N-acetylcysteine Regulates Dental Follicle Stem Cell Osteogenesis and Oral Bone Repair via ROS scavenging

Meng Z, Liu J, Feng Z, Guo S, Wang M, Wang Z, Sui L, Li H.
Preprint from
Research Square
31 May 2022
PPR
PPR500031
Abstract

Background:

Dental follicle stem cells (DFSCs) show mesenchymal stem cell properties with the potential for oral bone regeneration. Stem cell properties can be impaired by reactive oxygen species (ROS), prompting us to examine the importance of scavenging ROS for stem cell-based tissue regeneration. This study aimed to investigate the effect and mechanism of N-acetylcysteine (NAC), a promising antioxidant, on the properties of DFSCs and DFSC-based oral bone regeneration. Methods DFSCs were cultured in media supplemented with different concentrations of NAC (0–10 mM). Cytologic experiments, RNA-sequencing and antioxidant assays were performed in vitro. Rat maxillary first molar extraction models were constructed, histological and radiological examinations were performed at day 7 post-surgery to investigate oral bone regeneration in tooth extraction sockets after local transplantation of NAC, DFSCs or NAC-treated DFSCs.

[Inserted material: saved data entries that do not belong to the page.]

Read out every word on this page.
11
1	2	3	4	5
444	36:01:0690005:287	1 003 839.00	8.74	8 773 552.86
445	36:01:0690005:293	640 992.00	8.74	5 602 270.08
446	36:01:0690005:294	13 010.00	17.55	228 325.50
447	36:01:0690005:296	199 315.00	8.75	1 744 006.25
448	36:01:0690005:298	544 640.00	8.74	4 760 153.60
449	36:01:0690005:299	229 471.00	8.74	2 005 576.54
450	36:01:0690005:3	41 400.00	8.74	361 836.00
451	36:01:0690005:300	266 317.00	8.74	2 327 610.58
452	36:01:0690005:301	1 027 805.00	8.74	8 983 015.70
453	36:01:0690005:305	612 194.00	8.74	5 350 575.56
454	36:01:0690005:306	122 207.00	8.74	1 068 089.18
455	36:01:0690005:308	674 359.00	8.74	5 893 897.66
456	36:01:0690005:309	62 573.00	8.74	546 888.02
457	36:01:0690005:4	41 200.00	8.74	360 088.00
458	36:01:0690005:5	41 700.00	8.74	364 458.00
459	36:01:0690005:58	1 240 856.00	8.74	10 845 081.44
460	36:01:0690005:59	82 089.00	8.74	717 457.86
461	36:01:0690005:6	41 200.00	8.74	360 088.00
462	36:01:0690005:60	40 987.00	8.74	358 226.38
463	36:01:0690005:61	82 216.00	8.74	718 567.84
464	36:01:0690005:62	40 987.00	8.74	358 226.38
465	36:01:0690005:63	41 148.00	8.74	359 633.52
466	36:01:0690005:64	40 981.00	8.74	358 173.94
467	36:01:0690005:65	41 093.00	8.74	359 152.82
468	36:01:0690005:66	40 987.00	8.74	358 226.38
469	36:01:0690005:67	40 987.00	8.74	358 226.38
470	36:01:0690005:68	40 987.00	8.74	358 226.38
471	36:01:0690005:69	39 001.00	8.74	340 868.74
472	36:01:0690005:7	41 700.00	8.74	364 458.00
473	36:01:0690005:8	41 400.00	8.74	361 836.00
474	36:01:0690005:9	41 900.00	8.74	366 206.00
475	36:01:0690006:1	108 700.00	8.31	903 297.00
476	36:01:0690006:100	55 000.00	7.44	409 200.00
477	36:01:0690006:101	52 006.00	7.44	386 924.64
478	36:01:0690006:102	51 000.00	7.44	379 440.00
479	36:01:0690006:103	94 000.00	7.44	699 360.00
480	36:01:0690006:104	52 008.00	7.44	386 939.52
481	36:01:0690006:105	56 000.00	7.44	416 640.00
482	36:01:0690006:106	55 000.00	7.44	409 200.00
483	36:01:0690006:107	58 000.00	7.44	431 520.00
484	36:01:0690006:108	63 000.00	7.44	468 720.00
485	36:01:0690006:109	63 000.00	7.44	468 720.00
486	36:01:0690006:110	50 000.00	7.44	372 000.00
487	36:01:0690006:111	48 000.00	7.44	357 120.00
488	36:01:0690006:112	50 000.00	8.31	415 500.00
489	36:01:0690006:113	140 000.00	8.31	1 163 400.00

Results 5 mM NAC-treated DFSCs exhibited better proliferation, less senescent rate, higher stem cell-specific marker and immune-related factor expression with the strongest osteogenic differentiation; 10 mM NAC was not beneficial for maintaining stem cell properties. RNA-sequencing identified 803 differentially expressed genes between DFSCs with and without 5 mM NAC. “Developmental process (GO:0032502)” was prominent, bioinformatic analysis of 394 involved genes revealed functional and pathway enrichment of ossification and PI3K/AKT pathway, respectively. Furthermore, after NAC treatment, the reduction of ROS levels (ROS, superoxide, hydrogen peroxide), the induction of antioxidant levels (glutathione, catalase, superoxide dismutase), the upregulation of PI3K/AKT signaling (PI3K-p110, PI3K-p85, AKT, phosphorylated-PI3K-p85, phosphorylated-AKT) and the rebound of ROS level upon PI3K/AKT inhibition were showed. Local transplantation of NAC, DFSCs or NAC-treated DFSCs were safe and promoted oral socket bone formation after tooth extraction, with application of NAC-treated DFSCs possessing the best effect. Conclusions The proper concentration of NAC enhances DFSC properties, especially osteogenesis, via PI3K/AKT/ROS signaling, and offers clinical potential for stem cell-based oral bone regeneration.